Closed famora2 closed 1 year ago

famora2 commented 1 year ago

Hi,

I would like to implement the so-called curriculum learning using skrl, where I initialize the training with a pre-recorded data and gradually decrease the usage of this pre-recorded data. The part that I do not understand is the way the code is structured. Taking the "FrankaCabinet" as an example:


agent = PPO(models=models_ppo,
            memory=memory, 
            cfg=cfg_ppo, 
            observation_space=env.observation_space, 
            action_space=env.action_space,
            device=device)

# Configure and instantiate the RL trainer
cfg_trainer = {"timesteps": 24000, "headless": True}
trainer = SequentialTrainer(cfg=cfg_trainer, env=env, agents=agent)

# start training
trainer.train()

Above code is used to initialize the agent and start the training.

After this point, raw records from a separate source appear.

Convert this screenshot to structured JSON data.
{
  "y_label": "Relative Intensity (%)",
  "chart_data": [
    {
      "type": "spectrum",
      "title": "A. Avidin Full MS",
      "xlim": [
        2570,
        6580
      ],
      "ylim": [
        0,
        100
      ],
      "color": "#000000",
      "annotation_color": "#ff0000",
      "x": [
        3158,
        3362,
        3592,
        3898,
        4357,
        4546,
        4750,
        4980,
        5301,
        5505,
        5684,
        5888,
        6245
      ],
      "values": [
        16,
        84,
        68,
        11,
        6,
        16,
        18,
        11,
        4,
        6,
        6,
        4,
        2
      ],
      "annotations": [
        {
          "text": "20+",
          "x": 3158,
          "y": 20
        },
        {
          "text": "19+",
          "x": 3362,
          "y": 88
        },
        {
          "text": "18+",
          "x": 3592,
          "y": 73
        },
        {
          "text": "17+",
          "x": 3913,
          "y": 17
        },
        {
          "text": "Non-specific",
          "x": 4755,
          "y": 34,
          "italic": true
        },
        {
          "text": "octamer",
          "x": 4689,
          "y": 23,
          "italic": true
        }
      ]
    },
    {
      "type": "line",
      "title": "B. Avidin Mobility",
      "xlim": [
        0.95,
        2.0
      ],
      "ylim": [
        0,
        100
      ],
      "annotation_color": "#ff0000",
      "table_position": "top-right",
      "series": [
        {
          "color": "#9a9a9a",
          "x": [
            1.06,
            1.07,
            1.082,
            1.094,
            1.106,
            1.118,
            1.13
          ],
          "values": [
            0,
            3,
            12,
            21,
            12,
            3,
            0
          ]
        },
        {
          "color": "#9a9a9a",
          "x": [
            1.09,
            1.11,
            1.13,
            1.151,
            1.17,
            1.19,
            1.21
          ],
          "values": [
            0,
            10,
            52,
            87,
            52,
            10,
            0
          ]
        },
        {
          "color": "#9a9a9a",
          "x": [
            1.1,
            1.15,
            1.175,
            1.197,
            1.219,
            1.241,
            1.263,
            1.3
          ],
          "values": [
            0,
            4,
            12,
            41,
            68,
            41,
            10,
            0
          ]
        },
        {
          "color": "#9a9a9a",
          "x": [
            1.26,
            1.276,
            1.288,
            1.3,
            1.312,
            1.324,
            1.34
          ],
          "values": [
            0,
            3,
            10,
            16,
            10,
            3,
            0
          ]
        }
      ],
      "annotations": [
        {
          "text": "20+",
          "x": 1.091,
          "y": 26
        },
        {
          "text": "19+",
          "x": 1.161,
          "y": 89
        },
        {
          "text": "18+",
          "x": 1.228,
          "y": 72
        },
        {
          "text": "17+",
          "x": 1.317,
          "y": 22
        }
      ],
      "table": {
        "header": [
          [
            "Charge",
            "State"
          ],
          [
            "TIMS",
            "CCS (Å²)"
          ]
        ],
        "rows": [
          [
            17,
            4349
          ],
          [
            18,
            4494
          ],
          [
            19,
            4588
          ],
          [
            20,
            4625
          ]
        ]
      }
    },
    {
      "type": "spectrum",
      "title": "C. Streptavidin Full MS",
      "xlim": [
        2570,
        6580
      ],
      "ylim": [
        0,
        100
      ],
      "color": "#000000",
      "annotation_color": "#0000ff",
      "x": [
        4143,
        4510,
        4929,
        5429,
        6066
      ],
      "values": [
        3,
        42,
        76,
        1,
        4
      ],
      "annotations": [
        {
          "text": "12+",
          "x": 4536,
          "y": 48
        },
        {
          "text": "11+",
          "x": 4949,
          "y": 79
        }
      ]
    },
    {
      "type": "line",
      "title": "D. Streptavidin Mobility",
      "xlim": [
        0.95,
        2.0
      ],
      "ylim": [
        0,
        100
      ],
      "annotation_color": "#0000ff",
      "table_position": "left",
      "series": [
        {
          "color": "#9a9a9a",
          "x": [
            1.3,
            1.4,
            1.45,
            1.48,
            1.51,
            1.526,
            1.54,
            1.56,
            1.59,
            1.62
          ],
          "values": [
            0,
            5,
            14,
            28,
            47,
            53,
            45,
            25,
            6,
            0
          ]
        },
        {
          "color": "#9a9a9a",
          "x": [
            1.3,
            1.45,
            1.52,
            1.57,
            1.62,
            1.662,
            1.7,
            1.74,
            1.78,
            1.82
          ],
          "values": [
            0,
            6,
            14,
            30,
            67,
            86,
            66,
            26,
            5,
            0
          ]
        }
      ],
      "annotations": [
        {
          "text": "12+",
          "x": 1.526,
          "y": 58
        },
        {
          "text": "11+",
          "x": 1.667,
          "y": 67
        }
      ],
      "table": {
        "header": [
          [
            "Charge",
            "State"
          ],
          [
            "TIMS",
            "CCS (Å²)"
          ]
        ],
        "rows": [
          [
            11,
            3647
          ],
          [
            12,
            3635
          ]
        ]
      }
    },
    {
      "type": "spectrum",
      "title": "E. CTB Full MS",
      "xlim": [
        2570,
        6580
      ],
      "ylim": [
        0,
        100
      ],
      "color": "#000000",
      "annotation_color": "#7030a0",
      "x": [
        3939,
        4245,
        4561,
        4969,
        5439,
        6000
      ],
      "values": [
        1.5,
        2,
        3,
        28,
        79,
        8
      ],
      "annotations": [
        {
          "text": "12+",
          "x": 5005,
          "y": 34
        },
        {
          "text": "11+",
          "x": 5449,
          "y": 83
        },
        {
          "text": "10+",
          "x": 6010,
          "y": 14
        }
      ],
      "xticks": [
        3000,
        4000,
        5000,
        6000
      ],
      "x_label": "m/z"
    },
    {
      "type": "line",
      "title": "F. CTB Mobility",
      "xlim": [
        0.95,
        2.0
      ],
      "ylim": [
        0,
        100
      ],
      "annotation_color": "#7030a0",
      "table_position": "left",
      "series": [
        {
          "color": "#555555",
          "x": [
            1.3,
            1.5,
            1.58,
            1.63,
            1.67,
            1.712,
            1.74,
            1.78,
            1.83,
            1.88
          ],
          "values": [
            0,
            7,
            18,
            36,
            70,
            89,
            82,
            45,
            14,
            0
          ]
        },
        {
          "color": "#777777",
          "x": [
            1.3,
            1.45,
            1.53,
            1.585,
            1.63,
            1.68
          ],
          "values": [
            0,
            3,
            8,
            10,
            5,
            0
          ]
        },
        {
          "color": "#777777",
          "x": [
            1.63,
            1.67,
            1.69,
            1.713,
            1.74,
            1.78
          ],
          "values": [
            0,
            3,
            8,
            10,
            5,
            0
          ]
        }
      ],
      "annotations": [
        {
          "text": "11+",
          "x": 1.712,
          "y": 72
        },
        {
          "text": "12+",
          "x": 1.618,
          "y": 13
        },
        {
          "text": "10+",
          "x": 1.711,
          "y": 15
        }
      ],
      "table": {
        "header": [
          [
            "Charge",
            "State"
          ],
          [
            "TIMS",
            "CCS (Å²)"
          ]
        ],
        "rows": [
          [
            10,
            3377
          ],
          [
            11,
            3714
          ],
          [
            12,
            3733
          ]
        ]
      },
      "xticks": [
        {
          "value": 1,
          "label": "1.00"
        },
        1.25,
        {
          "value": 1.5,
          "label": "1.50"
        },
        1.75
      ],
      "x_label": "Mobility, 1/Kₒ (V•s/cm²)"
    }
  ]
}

Assuming I have the pre-recorded joint trajectory of Franka arm as Numpy array, I would like to overwrite action (which is the output of the agent) with this Numpy array to guide the robot arm towards the desired behavior. However, in this way, the whole training would be messed up, as the provided action is actually crap. So, by simply overwriting the action values, the pre-recorded numpy array can not be appropriately used.

Do you have advice/tips for this case?